Still, there is no doubt that ISIS has begun alienating some in Mosul.
Almost
immediately after capturing the city, militants began imposing Islamic
law. They banned smoking, forced women to wear full-face veils and
carried out some summary executions of government employees they deemed
disloyal to their authority.
But
it has been the destruction of more than a dozen mosques, shrines,
tombs and statues that has seemed to galvanize public anger within
Mosul, an area that was once the capital of the Assyrian Empire and is
believed to have first been settled in 6000 B.C. Over the centuries,
various conquerors — Persians, Arabs, Turks and others — have come and
gone, each leaving an imprint.
With
so many shrines being destroyed, this week relatives of Saddam Hussein
removed the former dictator’s body from its burial place in Awija, a
village near Tikrit, and moved it to an undisclosed location, one of Mr.

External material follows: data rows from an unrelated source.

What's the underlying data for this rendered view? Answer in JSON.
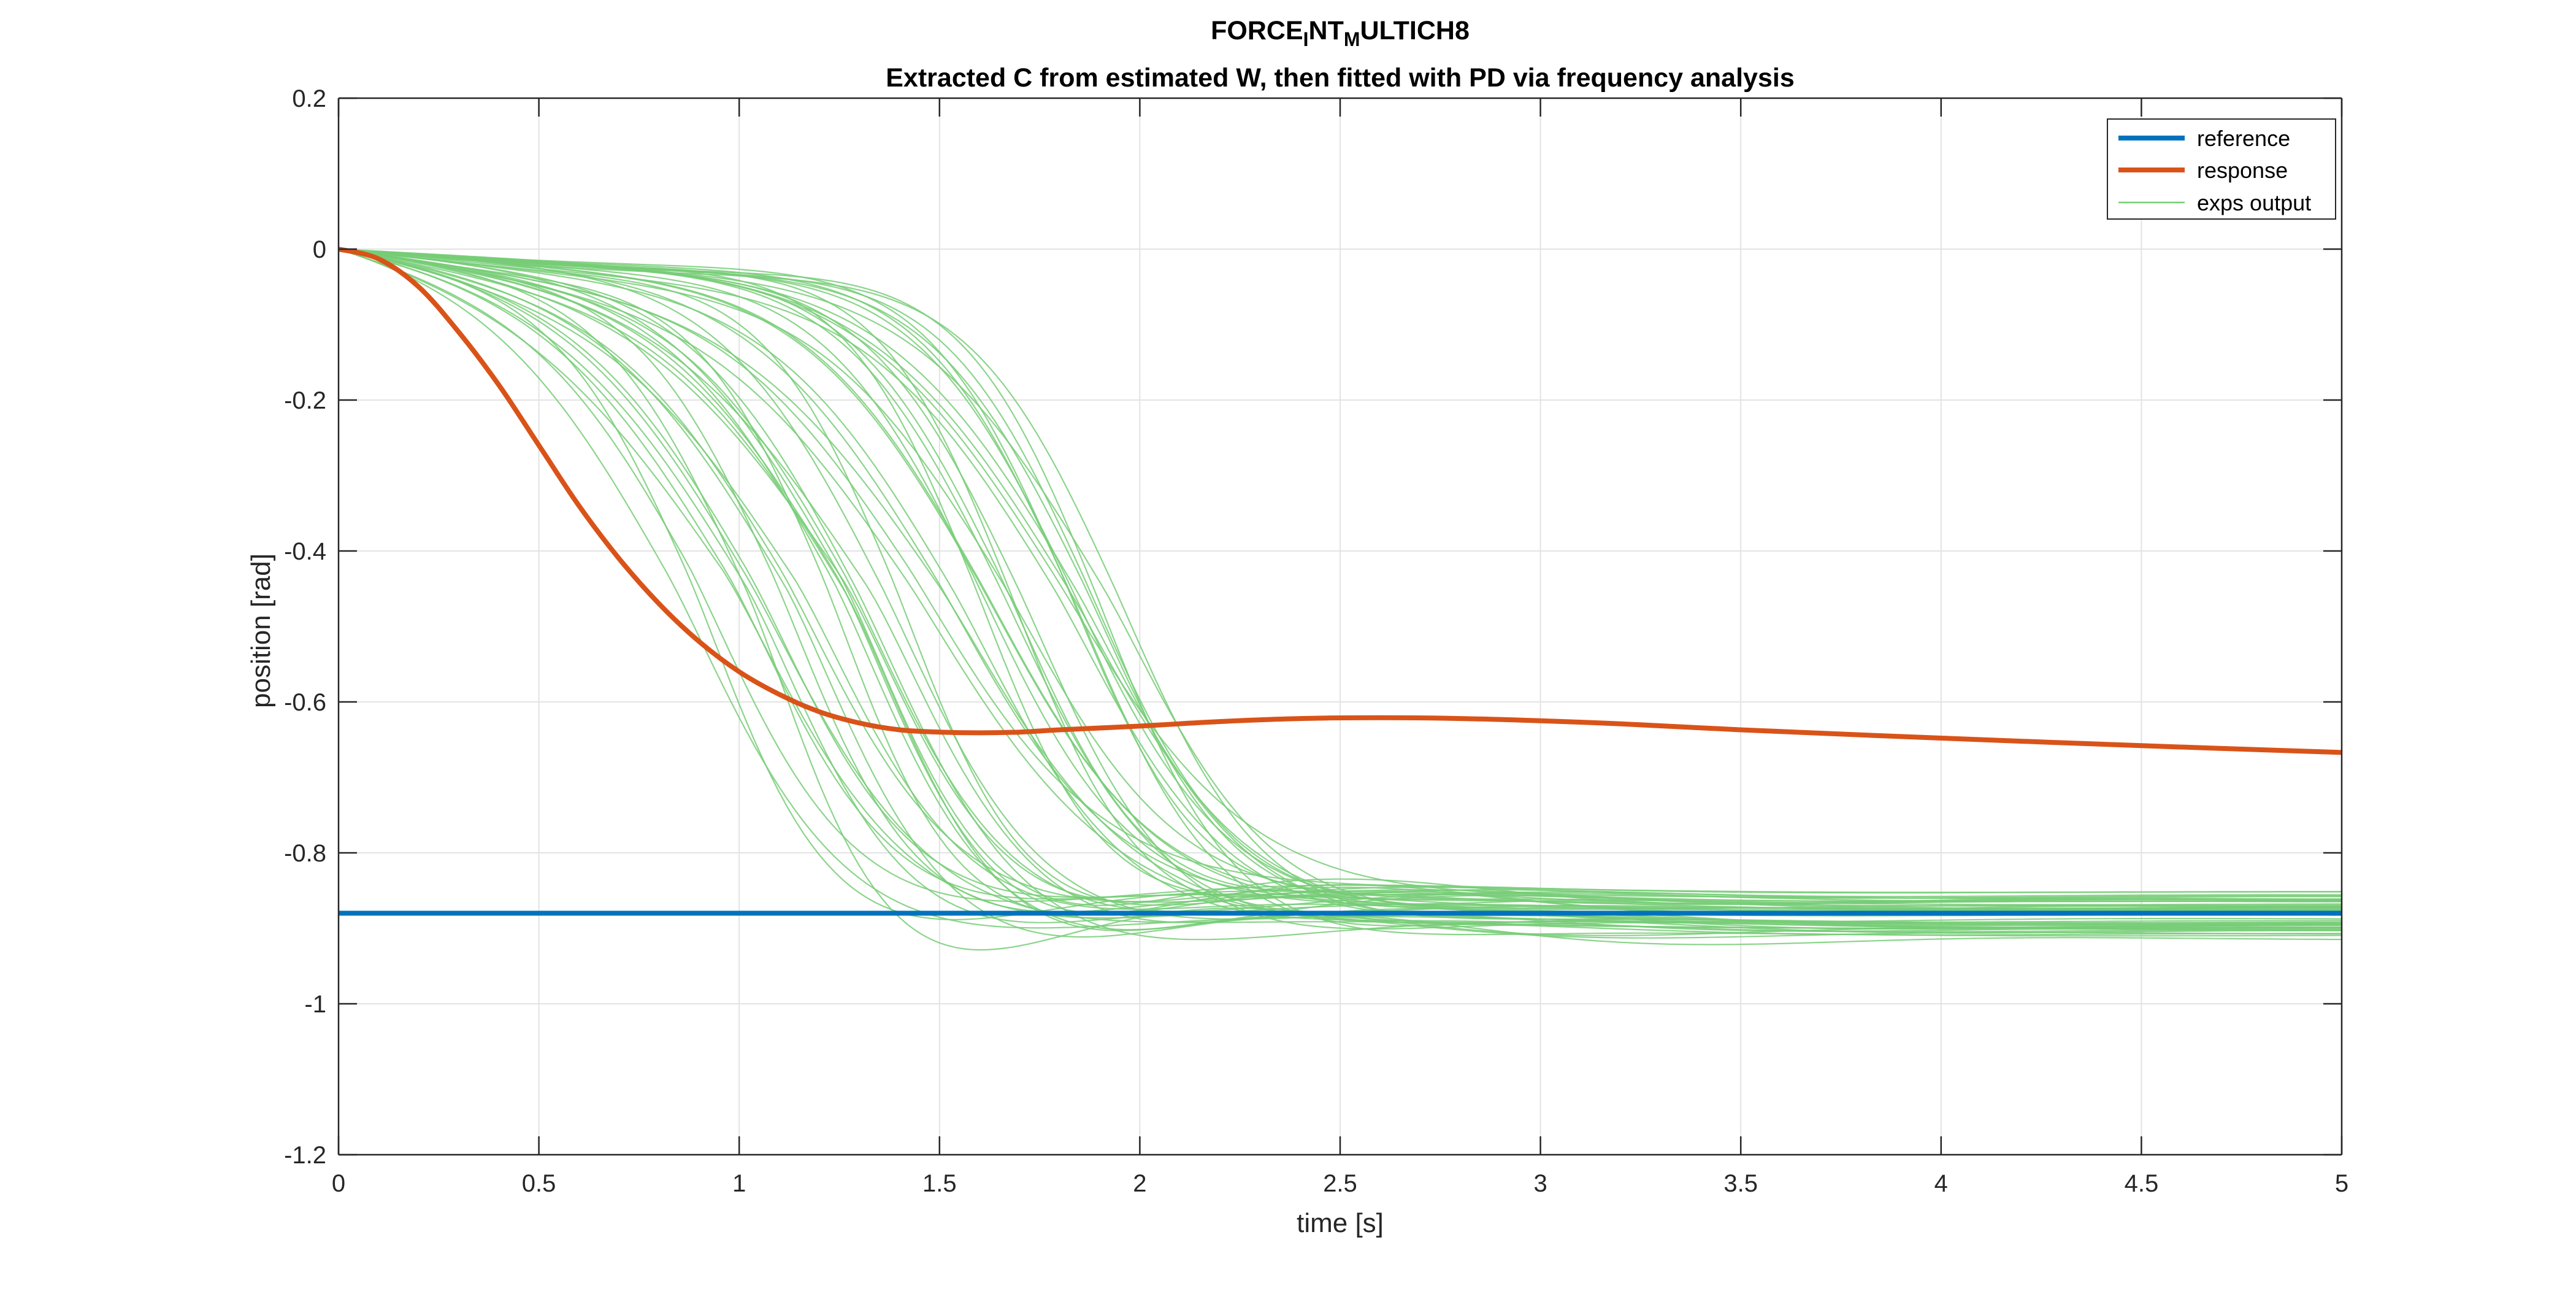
{
  "chart_data": {
    "type": "line",
    "title": {
      "parts": [
        "FORCE",
        "I",
        "NT",
        "M",
        "ULTICH8"
      ],
      "subscripts": [
        false,
        true,
        false,
        true,
        false
      ]
    },
    "subtitle": "Extracted C from estimated W, then fitted with PD via frequency analysis",
    "xlabel": "time [s]",
    "ylabel": "position [rad]",
    "xlim": [
      0,
      5
    ],
    "ylim": [
      -1.2,
      0.2
    ],
    "x_ticks": [
      0,
      0.5,
      1,
      1.5,
      2,
      2.5,
      3,
      3.5,
      4,
      4.5,
      5
    ],
    "x_tick_labels": [
      "0",
      "0.5",
      "1",
      "1.5",
      "2",
      "2.5",
      "3",
      "3.5",
      "4",
      "4.5",
      "5"
    ],
    "y_ticks": [
      0.2,
      0,
      -0.2,
      -0.4,
      -0.6,
      -0.8,
      -1,
      -1.2
    ],
    "y_tick_labels": [
      "0.2",
      "0",
      "-0.2",
      "-0.4",
      "-0.6",
      "-0.8",
      "-1",
      "-1.2"
    ],
    "grid": true,
    "legend_position": "top-right",
    "colors": {
      "reference": "#0072BD",
      "response": "#D95319",
      "exps": "#77CC77"
    },
    "series": [
      {
        "name": "reference",
        "x": [
          0,
          5
        ],
        "y": [
          -0.88,
          -0.88
        ]
      },
      {
        "name": "response",
        "x": [
          0,
          0.1,
          0.2,
          0.3,
          0.4,
          0.5,
          0.6,
          0.7,
          0.8,
          0.9,
          1.0,
          1.1,
          1.2,
          1.3,
          1.4,
          1.5,
          1.6,
          1.7,
          1.8,
          2.0,
          2.2,
          2.4,
          2.6,
          2.8,
          3.0,
          3.2,
          3.5,
          4.0,
          4.5,
          5.0
        ],
        "y": [
          0,
          -0.013,
          -0.05,
          -0.11,
          -0.18,
          -0.26,
          -0.34,
          -0.41,
          -0.47,
          -0.52,
          -0.56,
          -0.59,
          -0.613,
          -0.628,
          -0.637,
          -0.64,
          -0.641,
          -0.64,
          -0.637,
          -0.632,
          -0.626,
          -0.622,
          -0.621,
          -0.622,
          -0.625,
          -0.629,
          -0.637,
          -0.648,
          -0.658,
          -0.667
        ]
      },
      {
        "name": "exps output",
        "count": 50,
        "x_range": [
          0,
          5
        ],
        "final_range": [
          -0.915,
          -0.85
        ],
        "midpoint_time_range": [
          0.8,
          1.95
        ],
        "min_position": -1.03
      }
    ]
  }
}
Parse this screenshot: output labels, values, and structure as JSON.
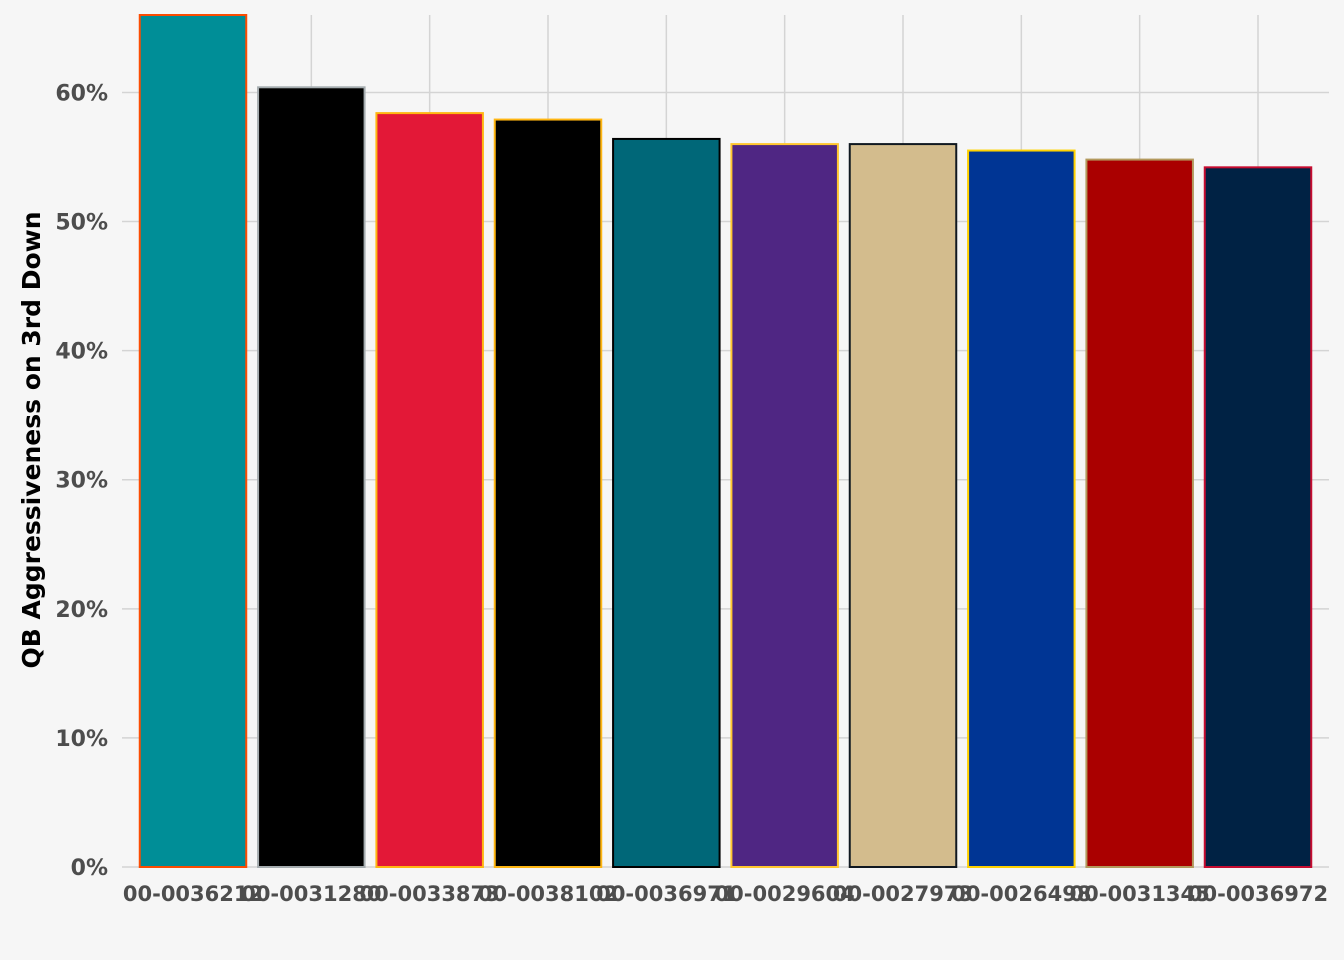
{
  "chart_data": {
    "type": "bar",
    "title": "",
    "xlabel": "",
    "ylabel": "QB Aggressiveness on 3rd Down",
    "ylim": [
      0,
      0.66
    ],
    "yticks": [
      0,
      0.1,
      0.2,
      0.3,
      0.4,
      0.5,
      0.6
    ],
    "ytick_labels": [
      "0%",
      "10%",
      "20%",
      "30%",
      "40%",
      "50%",
      "60%"
    ],
    "grid": true,
    "categories": [
      "00-0036212",
      "00-0031280",
      "00-0033873",
      "00-0038102",
      "00-0036971",
      "00-0029604",
      "00-0027973",
      "00-0026498",
      "00-0031345",
      "00-0036972"
    ],
    "values": [
      0.66,
      0.604,
      0.584,
      0.579,
      0.564,
      0.56,
      0.56,
      0.555,
      0.548,
      0.542
    ],
    "fills": [
      "#008E97",
      "#000000",
      "#E31837",
      "#000000",
      "#006778",
      "#4F2683",
      "#D3BC8D",
      "#003594",
      "#AA0000",
      "#002244"
    ],
    "outlines": [
      "#FC4C02",
      "#A5ACAF",
      "#FFB612",
      "#FFB612",
      "#000000",
      "#FFC62F",
      "#101820",
      "#FFD100",
      "#B3995D",
      "#C60C30"
    ]
  }
}
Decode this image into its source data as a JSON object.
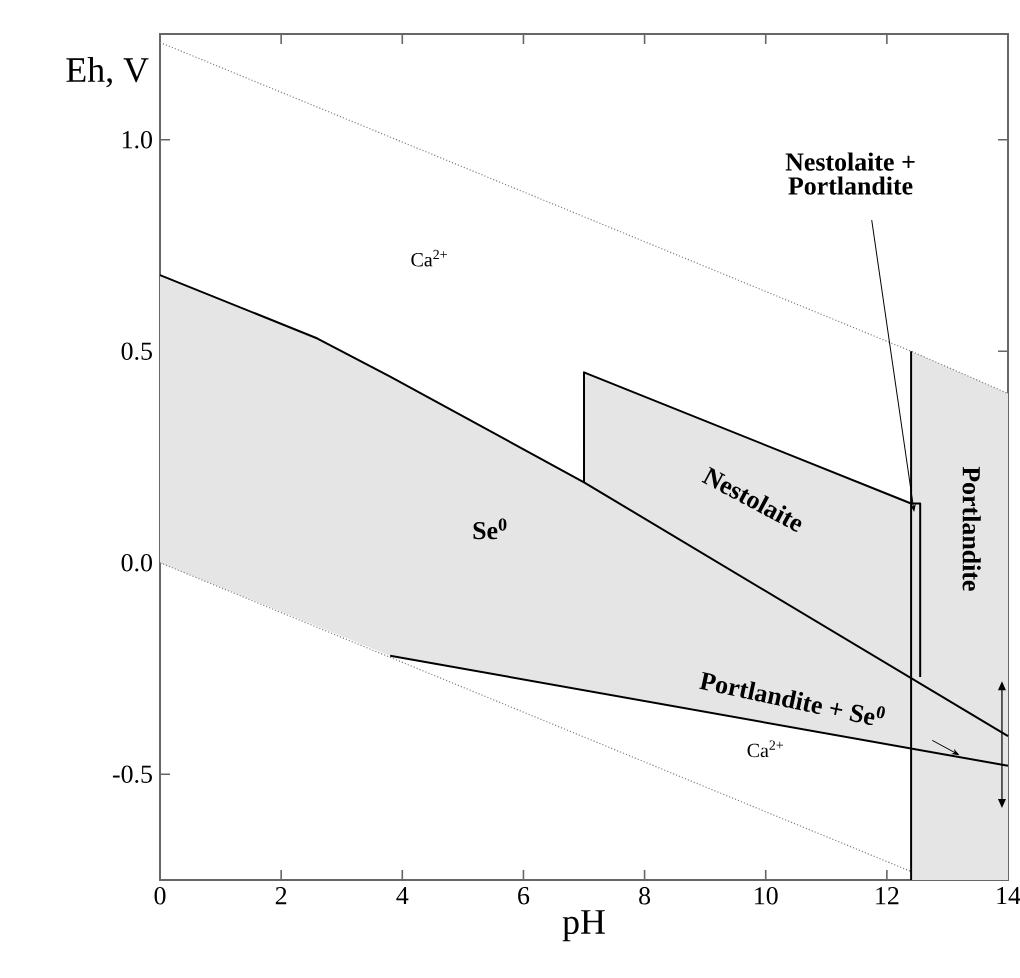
{
  "chart_data": {
    "type": "line",
    "xlabel": "pH",
    "ylabel": "Eh, V",
    "xlim": [
      0,
      14
    ],
    "ylim": [
      -0.75,
      1.25
    ],
    "xticks": [
      0,
      2,
      4,
      6,
      8,
      10,
      12,
      14
    ],
    "yticks": [
      -0.5,
      {
        "value": 0,
        "label": "0.0"
      },
      0.5,
      {
        "value": 1,
        "label": "1.0"
      }
    ],
    "grid": false,
    "series": [
      {
        "color": "#808080",
        "line_style": "dotted",
        "x": [
          0,
          12.4,
          14
        ],
        "values": [
          1.23,
          0.5,
          0.4
        ],
        "upper": [
          null,
          0.5,
          0.4
        ],
        "lower": [
          null,
          -0.75,
          -0.75
        ]
      },
      {
        "color": "#808080",
        "line_style": "dotted",
        "x": [
          0,
          12.4
        ],
        "values": [
          0,
          -0.73
        ]
      },
      {
        "color": "#000000",
        "line_style": "solid",
        "x": [
          0,
          2.6,
          3.8,
          7,
          14
        ],
        "values": [
          0.68,
          0.53,
          0.44,
          0.19,
          -0.41
        ],
        "upper": [
          0.68,
          0.53,
          0.44,
          0.19,
          -0.41
        ],
        "lower": [
          0,
          -0.15,
          -0.22,
          -0.3,
          -0.48
        ]
      },
      {
        "color": "#000000",
        "line_style": "solid",
        "x": [
          3.8,
          14
        ],
        "values": [
          -0.22,
          -0.48
        ]
      },
      {
        "color": "#000000",
        "line_style": "solid",
        "x": [
          7,
          7,
          12.4,
          12.55,
          12.55
        ],
        "values": [
          0.19,
          0.45,
          0.14,
          0.14,
          -0.27
        ],
        "upper": [
          0.19,
          0.45,
          0.14,
          0.14,
          -0.27
        ],
        "lower": [
          0.19,
          0.19,
          -0.27,
          -0.27,
          -0.27
        ]
      },
      {
        "color": "#000000",
        "line_style": "solid",
        "x": [
          12.4,
          12.4
        ],
        "values": [
          -0.75,
          0.5
        ]
      }
    ],
    "annotations": [
      "Ca$^{2+}$",
      "Ca$^{2+}$",
      "Se$^{0}$",
      "Nestolaite",
      {
        "text": "Nestolaite + Portlandite",
        "x": 12.45,
        "y": 0.12
      },
      "Portlandite",
      "Portlandite + Se$^{0}$"
    ]
  }
}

Hussein’s cousins said in a brief interview. Relatives worried that the
grave, which had become something of a shrine for Mr. Hussein’s
sympathizers, would become a target for government airstrikes or for the
Shiite militias active in the area.
It
is not just religious monuments like the prophet Jonah’s tomb that have
been destroyed, but also statues of Abu Tammam, a famous Arab poet, and
Mullah Othman, a beloved 19th-century musician and poet.
Militants
even removed a statue of a figure representing an old Mosul profession:
a man selling a drink of licorice, for which the city is famous. Even
today, men walk the streets with a pouch of the drink slung over their
shoulders and clang copper goblets to signal their presence.
“We
realize the licorice man from the music he plays,” said Talal Safawi, a
sculptor who carved the statue in 1973 and has remained in Mosul.
“This
statue is part of my body as I am part of him,” he said. “He is my
friend. He is everything to me. I can’t forget the face of my statue.”
More
than a century ago, when Mosul was loosely governed by the Ottoman
Empire, Gertrude Bell, a British traveler and writer who would later
help establish modern Iraq after World War I, toured the ancient sites
and reflected on the city’s traumatic history.
“Upon
the unhappy province of Mosul hatred and the lust of slaughter weigh
like inherited evils, transmitted (who can say?) through all the varying
generations of conquerors since first the savage might of the Assyrian
Empire set its stamp upon the land,” she wrote in 1909.
She
was happy to report, though, that despite what she called Mosul’s
“turbulent record,” the city had “lost nothing of its quality during the
past few years.”
The same cannot be said now, with ISIS determined to erase a heritage that many previous conquerors left intact.
Bashar
al-Kiki, the chairman of the Nineveh Provincial Council, who tracks
events in Mosul from the Kurdish region in the north, said that armed
civilians had recently attacked ISIS and that four militants had been
killed.
“The
people of Mosul are intensely angry at ISIS,” he said. “They can’t bear
them anymore. This volcano of anger will explode soon.”
"The New York Times," July 31, 2014
(*) The old Armenian community of the city (380 families in 2003) was completely evacuated, while its church was destroyed ("Armeniaca").